Stanley Robinson

Personal information
- Born: July 14, 1988 Birmingham, Alabama, U.S.
- Died: July 21, 2020 (aged 32) Birmingham, Alabama, U.S.
- Listed height: 6 ft 9 in (2.06 m)
- Listed weight: 220 lb (100 kg)

Career information
- High school: Huffman (Birmingham, Alabama)
- College: UConn (2006–2010)
- NBA draft: 2010: 2nd round, 59th overall pick
- Drafted by: Orlando Magic
- Playing career: 2010–2020
- Position: Forward

Career history
- 2010: Rio Grande Valley Vipers
- 2011–2012: Iowa Energy
- 2013–2015: Moncton Miracles
- 2015–2016: Leones de Quilpué
- 2016: Mauricio Baez
- 2016: Reales de La Vega
- 2016: Deportivo Valdivia
- 2016–2017: Defensor Sporting
- 2017: Keflavík
- 2018: Club Escuela de Basquétbol Puerto Montt
- 2018–2020: Español de Talca

Career highlights
- NBA D-League champion (2011); Second-team Parade All-American (2006); Alabama Mr. Basketball (2006);
- Stats at Basketball Reference

= Stanley Robinson (basketball) =

American basketball player (1988–2020)

Stanley Earl Robinson (July 14, 1988 – July 21, 2020) was an American professional basketball player. He primarily played the small forward position, but occasionally assumed the role of a power forward as well. Robinson played college basketball for the UConn Huskies. He went on to play most of his professional career in South America.

==Early life==
Robinson was born in Birmingham, Alabama, on July 14, 1988. He studied at the University of Connecticut, and played college basketball with the UConn Huskies. In the run-up to the NBA draft in June 2010, he was described as a "strong offensive rebounder" and an "explosive finisher". However, his quickness was somewhat cancelled out by mediocre ball-handling, and it was predicted that the absence of major development in his four years of college basketball would lead him to be selected in round two.

==Professional career==
Robinson was selected in the second round of the 2010 NBA draft by the Orlando Magic with the 59th overall pick. He signed a non-guaranteed, one-year contract with the Magic. However, Robinson was waived following the conclusion of training camp in October 2010.

For the 2011–2012 season, Robinson played with the Iowa Energy of the NBA Development League.

On October 17, 2013, Robinson signed with the Moncton Miracles of the National Basketball League of Canada (NBL). However, on February 5, 2014, he was released due to an injury. Robinson resigned with the Miracles on September 25 of that year.

On September 7, 2015, Robinson signed with Leones de Quilpué, a Chilean club that plays in the Liga Nacional de Básquetbol de Chile (LNB). The following July he moved to the Dominican Republic to play for Reales de La Vega, and in September 2016 he came back to Chile with Deportivo Valdivia, then in November he joined Defensor Sporting in Uruguay.

In November 2017, Robinson signed with Keflavík of the Icelandic Úrvalsdeild karla.

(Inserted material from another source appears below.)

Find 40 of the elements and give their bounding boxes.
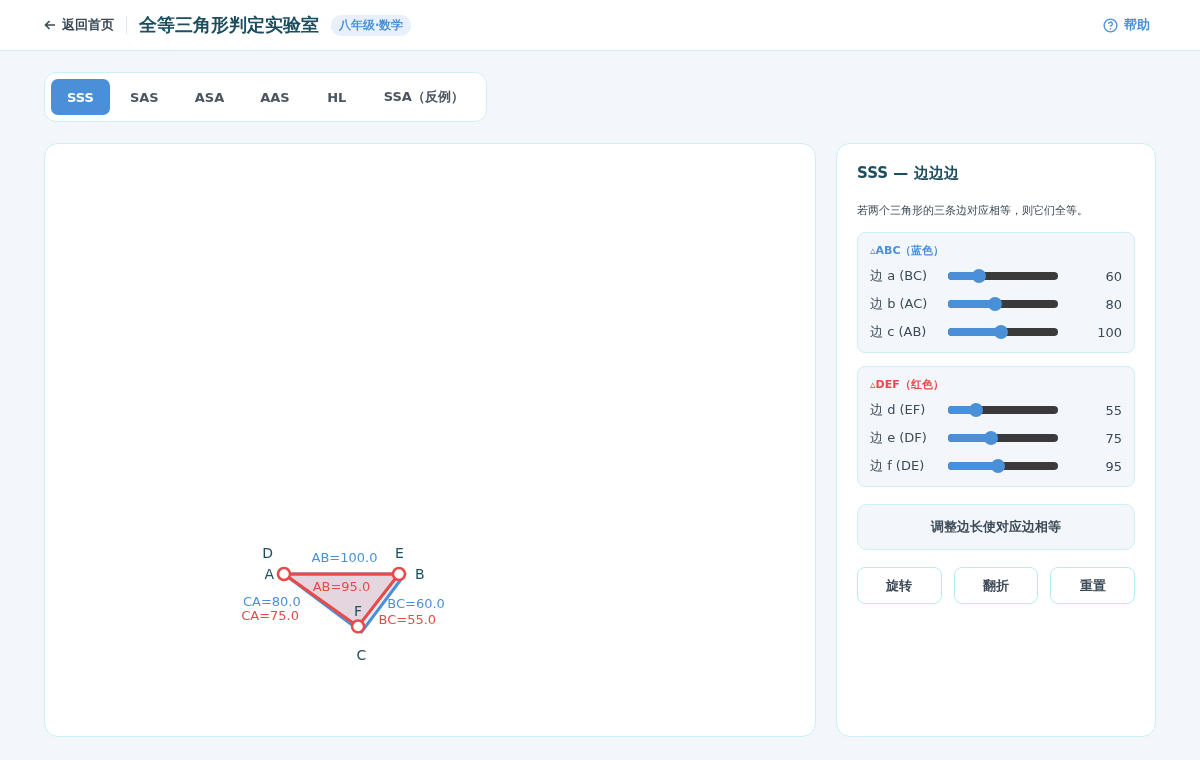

Disappointed by his physical shape, Keflavík announced on January 2, 2018, they had released him and signed Dominique Elliott in his place. In five games in the Úrvalsdeild, Robinson averaged 15.6 points and 10.4 rebounds.

In January 2018, Robinson signed with Club Escuela de Básquetbol Puerto Montt. That September, he moved to Español de Talca also in Chile.

==Personal life==
Robinson was father to three daughters, and had moved back to his hometown of Birmingham.

==Death==
Robinson was found unresponsive in his Birmingham, Alabama home on July 21, 2020, a week after his 32nd birthday. He died from an accidental opioid overdose, the Jefferson County Coroner reported. The cause of death is officially listed as "fentanyl toxicity".